The principle of least privilege matters in both cybersecurity and AI. Here’s why.
At its core, the principle is simple. You should have only the minimum access required to do your job. Nothing more. In cybersecurity, this is common sense. If you don’t need to see or use something, you shouldn’t be able to. Access can be logged, actions traced, and anomalies flagged. That limits the attack surface and reduces blast radius when something goes wrong.
The same principle becomes critical as more organisations adopt agentic AI.
By design, agents are autonomous, goal-seeking systems. They plan, reason, adapt, and act through repeated interactions.
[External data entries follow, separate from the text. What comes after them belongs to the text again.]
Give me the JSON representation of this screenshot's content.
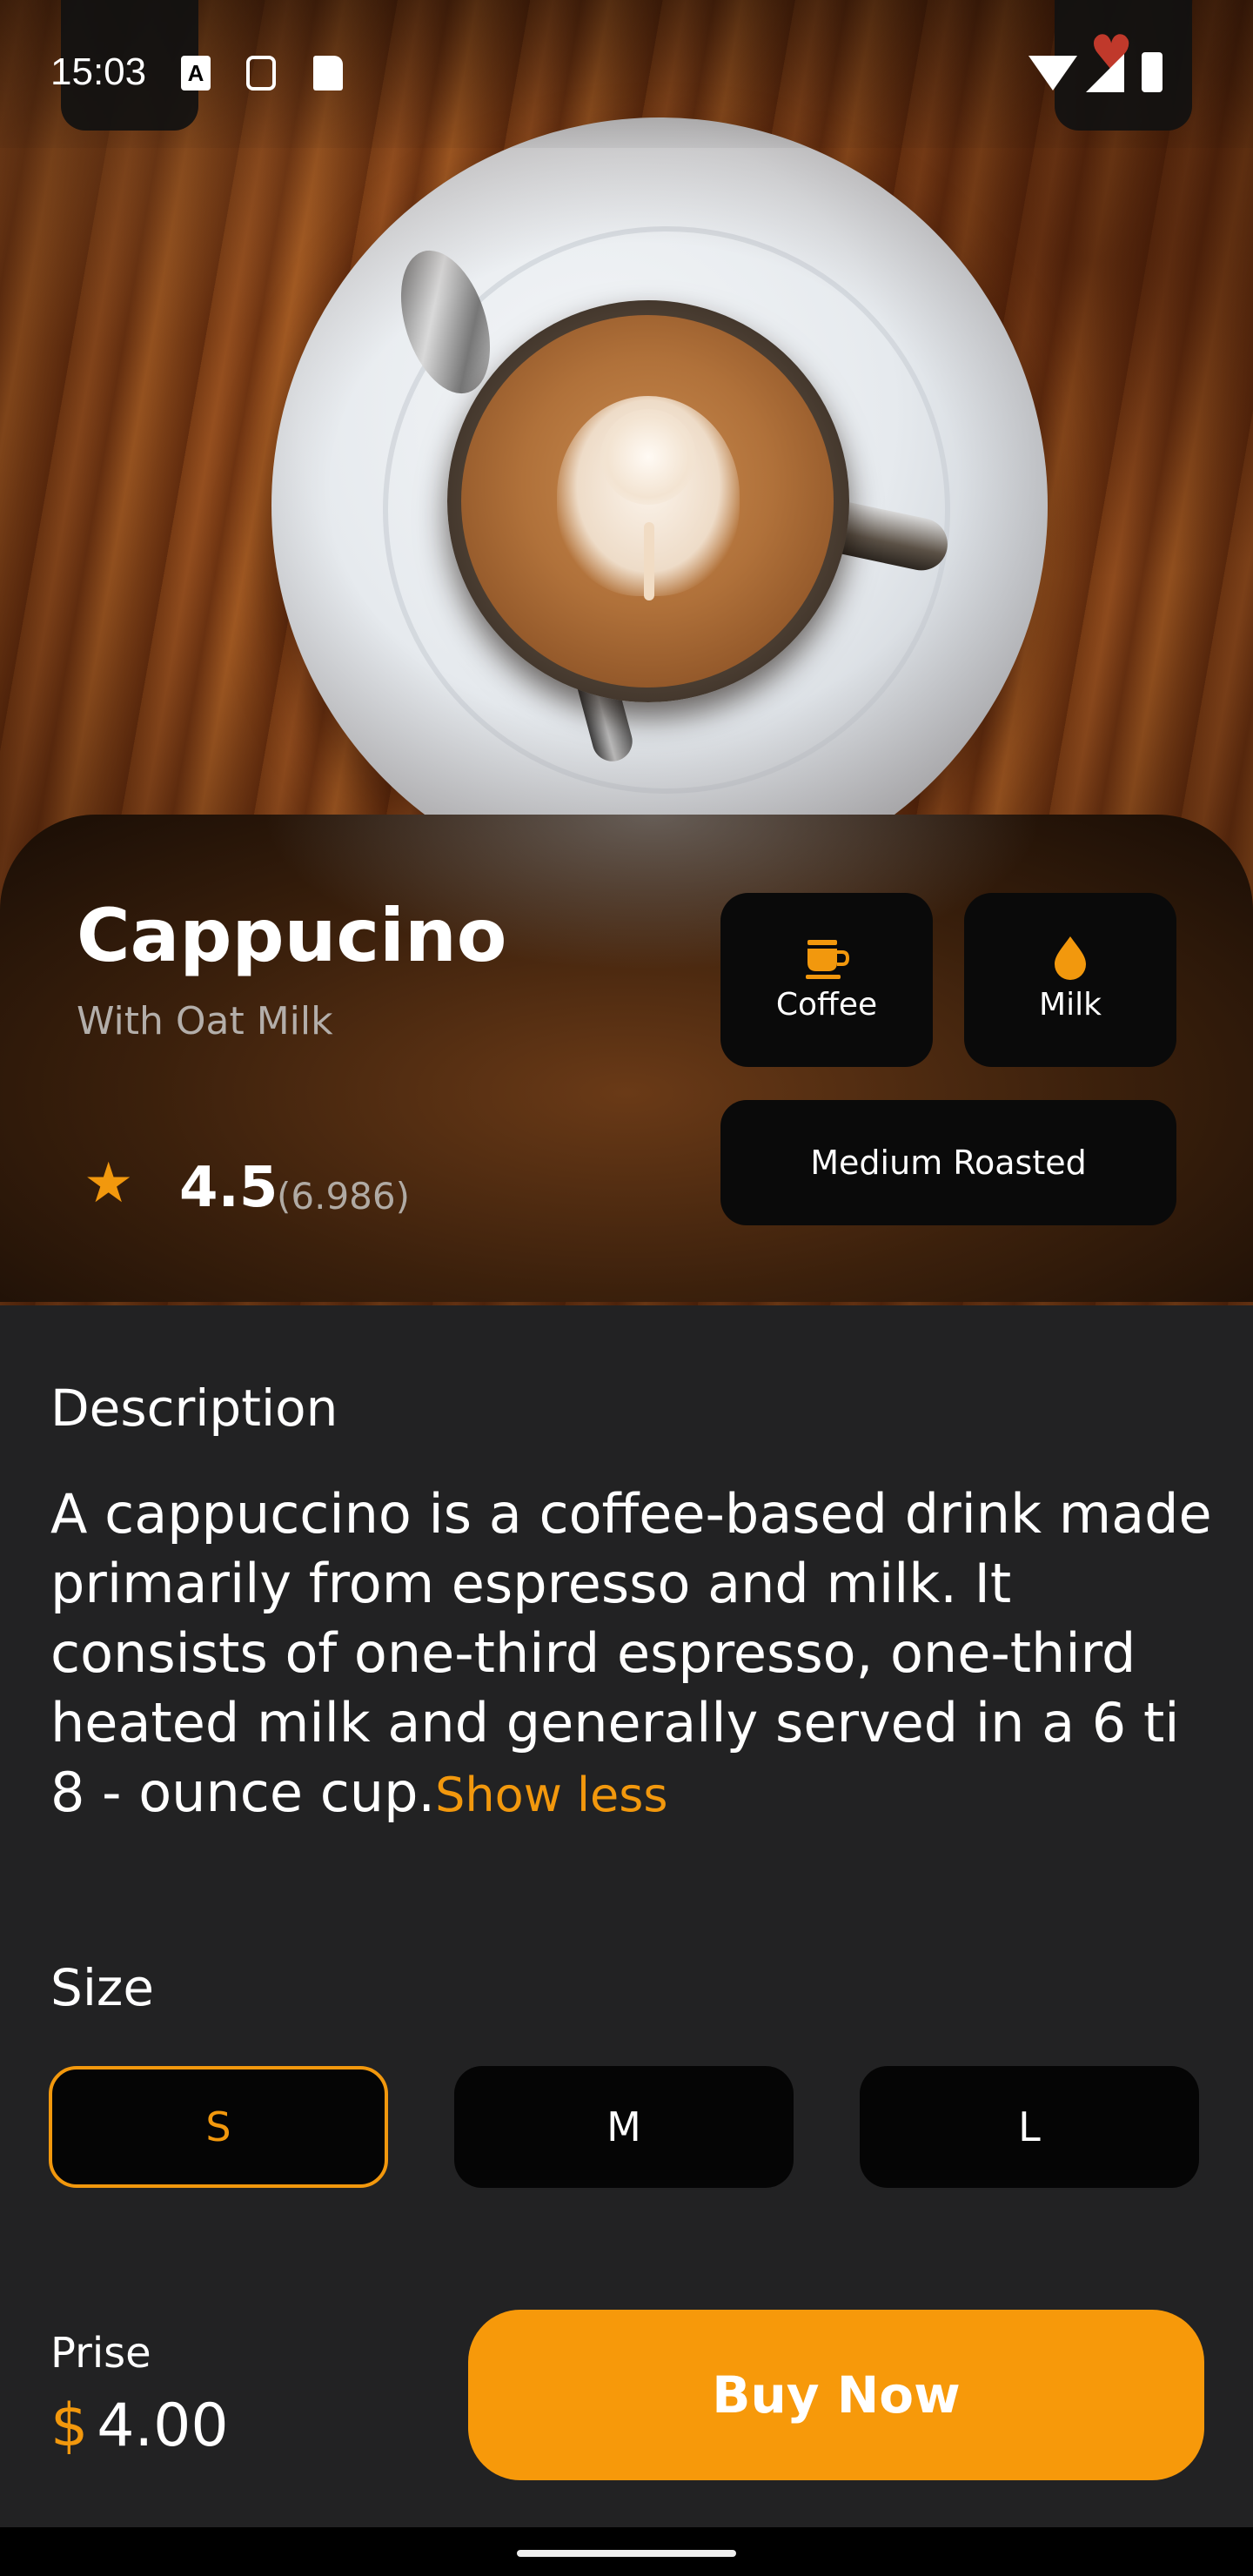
{
  "status_bar": {
    "time": "15:03",
    "icons": [
      "keyboard-a-icon",
      "settings-icon",
      "sd-card-icon",
      "wifi-icon",
      "signal-icon",
      "battery-icon",
      "heart-icon"
    ]
  },
  "product": {
    "name": "Cappucino",
    "subtitle": "With Oat Milk",
    "rating": "4.5",
    "rating_count": "(6.986)",
    "tags": {
      "coffee": "Coffee",
      "milk": "Milk",
      "roast": "Medium Roasted"
    }
  },
  "description": {
    "heading": "Description",
    "text": "A cappuccino is a coffee-based drink made primarily from espresso and milk. It consists of one-third espresso, one-third heated milk and generally served in a 6 ti 8 - ounce cup.",
    "toggle": "Show less"
  },
  "size": {
    "heading": "Size",
    "options": [
      "S",
      "M",
      "L"
    ],
    "selected": "S"
  },
  "purchase": {
    "price_label": "Prise",
    "currency": "$",
    "price": "4.00",
    "buy_label": "Buy Now"
  },
  "colors": {
    "accent": "#f2980d",
    "background": "#222223",
    "chip": "#0a0a0a"
  }
}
To be effective, they often need fast, repeated access across multiple systems, accounts, tools, and permission levels. That’s fine when everything is well designed, controlled, and secured.
The risk appears when it isn’t.
If a bad actor compromises an agent, they don’t just gain access to a single system. They inherit the agent’s combined privileges across time, systems, and surfaces. In one move, they may gain far broader access than would be possible in a traditional, non-agent setup. Least privilege is no longer violated once. It’s violated continuously and at scale.
In AI environments, this is especially dangerous. Agents act quickly, autonomously, and often without human review at every step. A compromised or misaligned agent doesn’t need much time to disrupt a process or produce a harmful outcome. It’s not a question of if this happens, but when.
Least privilege isn’t just a security best practice for AI systems. It’s a prerequisite for using them safely at all.
There are many ways to assure POLP- logging, hardening systems, audits and others. How to do all these in the age of agentic AI is the question.